“a safe structure will be the one whose weakest link is never overloaded by the greatest force to which the structure is subjected” Petroski 1992
A couple years ago, I had the pleasure of seeing Dave Patterson speak about recovery oriented computing at a Microsoft event. I was looking up some of his presentations online today and stumbled on this quote. I thought I’d briefly share this and a few things I remember from the talk that stood out to me. I’ll break this up into a few posts.
If you have a system, it’s going to fail. In order for a system to scale up to large demands, it needs to be able to avoid and recover from failure. One way to solve this problem is through automation of recovery. The usual approach to this is to take all the repetitious, common tasks, and write software or build robots that do it for you.
Of course, now that all the easy common tasks have been automated away, that leaves a subset of management tasks that are diffcult, upredictable, or rare. And since your administrators don’t spend very much time managing the system, they are relatively unfamiliar with it and may not be able to resolve these problems.
This creates a catch-22! If you want your system to scale reliably, you have to automate tasks, but if you automate tasks, your system may become catastrophically unreliable.

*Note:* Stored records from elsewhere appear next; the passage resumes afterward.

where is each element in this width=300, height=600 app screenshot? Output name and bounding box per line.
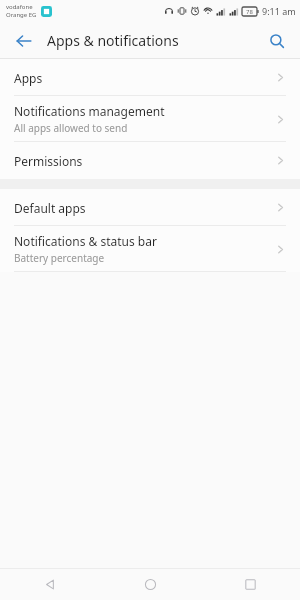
button[interactable]: Permissions bbox=[0, 142, 300, 179]
button[interactable]: Apps bbox=[0, 59, 300, 96]
staticText: Notifications management bbox=[14, 103, 165, 119]
staticText: vodafone bbox=[6, 3, 33, 11]
staticText: Apps & notifications bbox=[47, 31, 179, 50]
staticText: Apps bbox=[14, 70, 43, 86]
button[interactable]: Back bbox=[0, 569, 100, 600]
staticText: Default apps bbox=[14, 200, 86, 216]
button[interactable]: Back bbox=[9, 26, 38, 55]
button[interactable]: Recent apps bbox=[200, 569, 300, 600]
button[interactable]: Home bbox=[100, 569, 200, 600]
staticText: All apps allowed to send bbox=[14, 121, 128, 135]
button[interactable]: Notifications & status bar bbox=[0, 226, 300, 272]
staticText: Orange EG bbox=[6, 11, 37, 19]
staticText: 9:11 am bbox=[262, 5, 296, 17]
staticText: Permissions bbox=[14, 153, 83, 169]
button[interactable]: Search bbox=[262, 26, 291, 55]
button[interactable]: Notifications management bbox=[0, 96, 300, 142]
staticText: Notifications & status bar bbox=[14, 233, 157, 249]
staticText: Battery percentage bbox=[14, 251, 105, 265]
button[interactable]: Default apps bbox=[0, 189, 300, 226]
staticText: 78 bbox=[246, 8, 253, 16]
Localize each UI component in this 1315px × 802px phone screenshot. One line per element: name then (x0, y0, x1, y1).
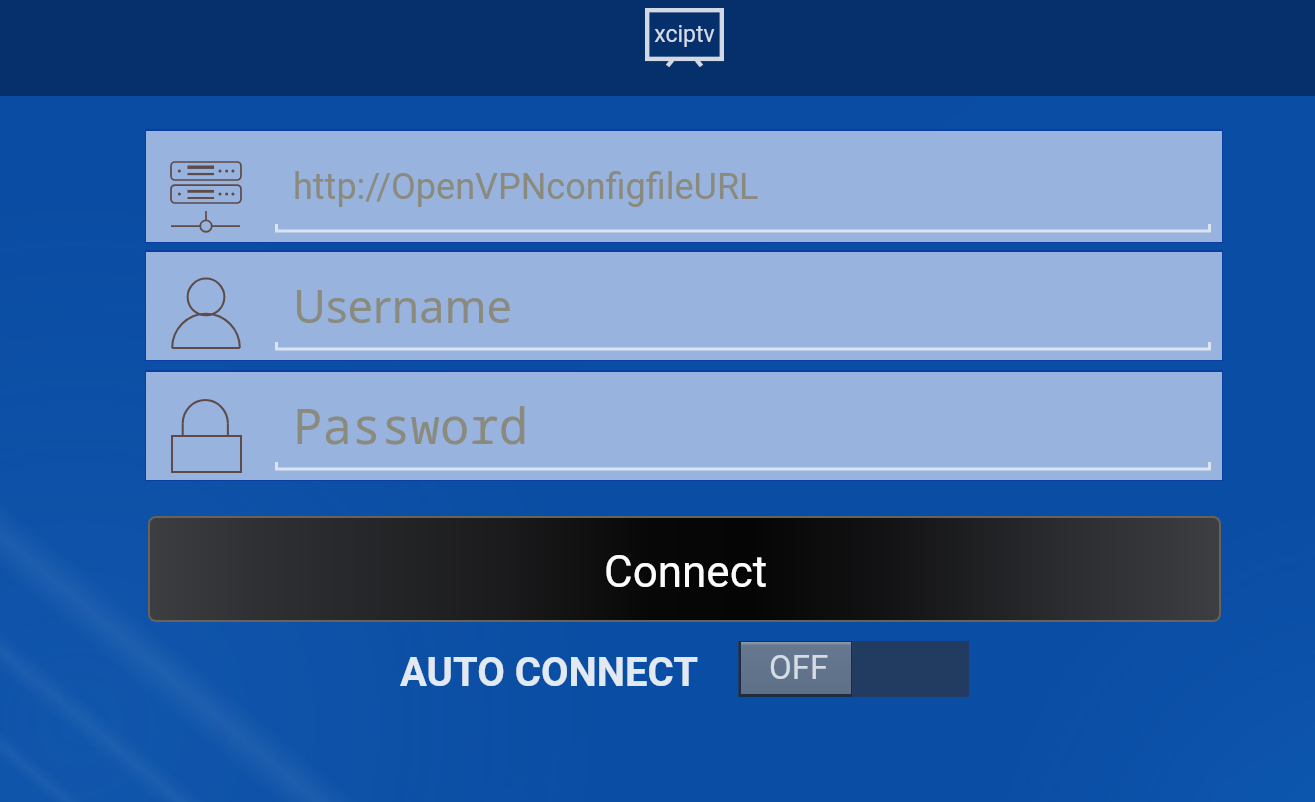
other: xciptv logo (645, 8, 724, 66)
staticText: Connect (604, 546, 768, 598)
staticText: xciptv (654, 21, 715, 48)
staticText: OFF (769, 648, 829, 687)
staticText: http://OpenVPNconfigfileURL (293, 166, 759, 208)
button[interactable]: Password (146, 372, 1222, 480)
button[interactable]: Auto connect, OFF (738, 641, 969, 697)
button[interactable]: Username (146, 252, 1222, 360)
button[interactable]: Connect (150, 518, 1219, 620)
staticText: AUTO CONNECT (400, 649, 698, 696)
staticText: Password (293, 392, 529, 459)
button[interactable]: OpenVPN config file URL (146, 131, 1222, 242)
staticText: Username (293, 275, 512, 336)
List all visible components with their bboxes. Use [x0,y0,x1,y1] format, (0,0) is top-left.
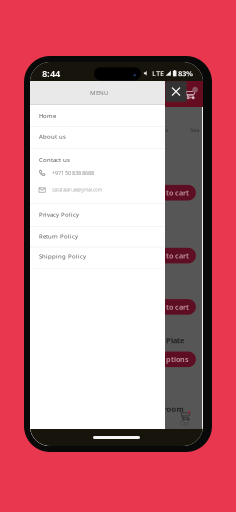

To solve this, you need your team to play an active role in operating and maintaining the system. Of couse, automation plays a role, but think about how you can create leverageable tools vs. a humanless sealed room. Make people responsible for managing various aspects of the system, creating better actionable monitoring, improve your designing to expect failure, and think about the whole system – including the “soft”, “hard”, & “wet”.